19 juillet 2016 - Middle east eye

Comme Sykes et Picot un siècle avant eux, Blair et Bush ont essayé de remodeler le Moyen-Orient. Pour des résultats dévastateurs



Ce n’est pas la première fois dans l’histoire récente que la Grande-Bretagne s’est réveillée dans le passé. Mercredi dernier, lorsque le rapport Chilcot a été publié, elle était retournée au 18 mars 2003, date à laquelle le Parlement a voté en faveur de la guerre en Irak.

Il y a treize ans, un député d’arrière-ban travailliste, Jeremy Corbyn, a pris la parole lors du plus grand rassemblement que le pays ait jamais connu pour mettre un terme à la guerre en Irak. Ses paroles, prononcées le 15 février de cette même année, sont à l’épreuve du temps.

« Pour ceux qui affirment que c’est un conflit nécessaire et juste parce qu’il apportera la paix et la sécurité, le 11 septembre a été un événement terrible. Les 8 000 morts en Afghanistan n’ont ramené à la vie aucune des victimes du World Trade Center. Faire des milliers d’autres morts en Irak n’arrangera pas les choses. Cela déclenchera une spirale de conflits, de haine, de misère et de désespoir qui alimentera les guerres, les conflits, le terrorisme, la dépression et la misère des générations futures. »

Peu de temps après que Chilcot a éviscéré les arguments utilisés par le Premier ministre britannique de l’époque, Tony Blair, pour justifier son aventure militaire, Corbyn, aujourd’hui chef du Parti travailliste, a présenté des excuses au nom de son parti. Son ancien chef, Blair, s’est montré impénitent. Il a affirmé que s’il en avait encore l’occasion, il prendrait la même décision.
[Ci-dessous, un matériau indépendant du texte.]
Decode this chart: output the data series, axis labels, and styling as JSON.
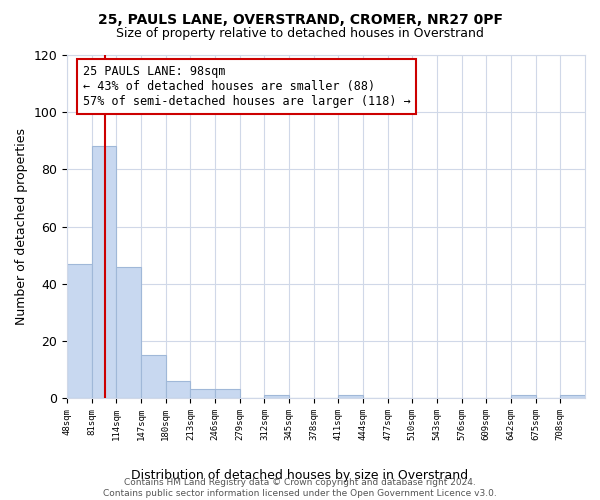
{
  "title": "25, PAULS LANE, OVERSTRAND, CROMER, NR27 0PF",
  "subtitle": "Size of property relative to detached houses in Overstrand",
  "xlabel": "Distribution of detached houses by size in Overstrand",
  "ylabel": "Number of detached properties",
  "bar_edges": [
    48,
    81,
    114,
    147,
    180,
    213,
    246,
    279,
    312,
    345,
    378,
    411,
    444,
    477,
    510,
    543,
    576,
    609,
    642,
    675,
    708,
    741
  ],
  "bar_heights": [
    47,
    88,
    46,
    15,
    6,
    3,
    3,
    0,
    1,
    0,
    0,
    1,
    0,
    0,
    0,
    0,
    0,
    0,
    1,
    0,
    1
  ],
  "bar_color": "#c8d8f0",
  "bar_edge_color": "#a0b8d8",
  "vline_x": 98,
  "vline_color": "#cc0000",
  "ylim": [
    0,
    120
  ],
  "annotation_box_text": "25 PAULS LANE: 98sqm\n← 43% of detached houses are smaller (88)\n57% of semi-detached houses are larger (118) →",
  "footer_text": "Contains HM Land Registry data © Crown copyright and database right 2024.\nContains public sector information licensed under the Open Government Licence v3.0.",
  "background_color": "#ffffff",
  "grid_color": "#d0d8e8",
  "tick_labels": [
    "48sqm",
    "81sqm",
    "114sqm",
    "147sqm",
    "180sqm",
    "213sqm",
    "246sqm",
    "279sqm",
    "312sqm",
    "345sqm",
    "378sqm",
    "411sqm",
    "444sqm",
    "477sqm",
    "510sqm",
    "543sqm",
    "576sqm",
    "609sqm",
    "642sqm",
    "675sqm",
    "708sqm"
  ]
}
Mais Blair n’est pas le seul à continuer de défendre l’interventionnisme occidental au Moyen-Orient. En réponse à Chilcot, Cameron est resté impénitent au sujet de la Libye, l’intervention qui a eu lieu sous sa surveillance.

Le parti de la guerre compte également la majorité du Parti travailliste parlementaire (PLP), qui a voté systématiquement en faveur de l’intervention et contre Corbyn. Comme Nafeez Ahmed l’a rapporté lorsqu’il a analysé leurs votes, les deux schémas de vote (pro-intervention et anti-Corbyn) se chevauchent largement.

Seuls 71 des 194 députés qui ont refusé de soutenir Corbyn (en votant contre lui, en s’abstenant ou en ne se présentant pas) étaient au Parlement en 2003. Mais sept d’entre eux avaient voté contre la guerre. Au total, 172 députés présentaient des antécédents de vote en faveur des interventions militaires britanniques à l’étranger, soit le même nombre de députés qui ont voté en défiance contre le leadership de Corbyn.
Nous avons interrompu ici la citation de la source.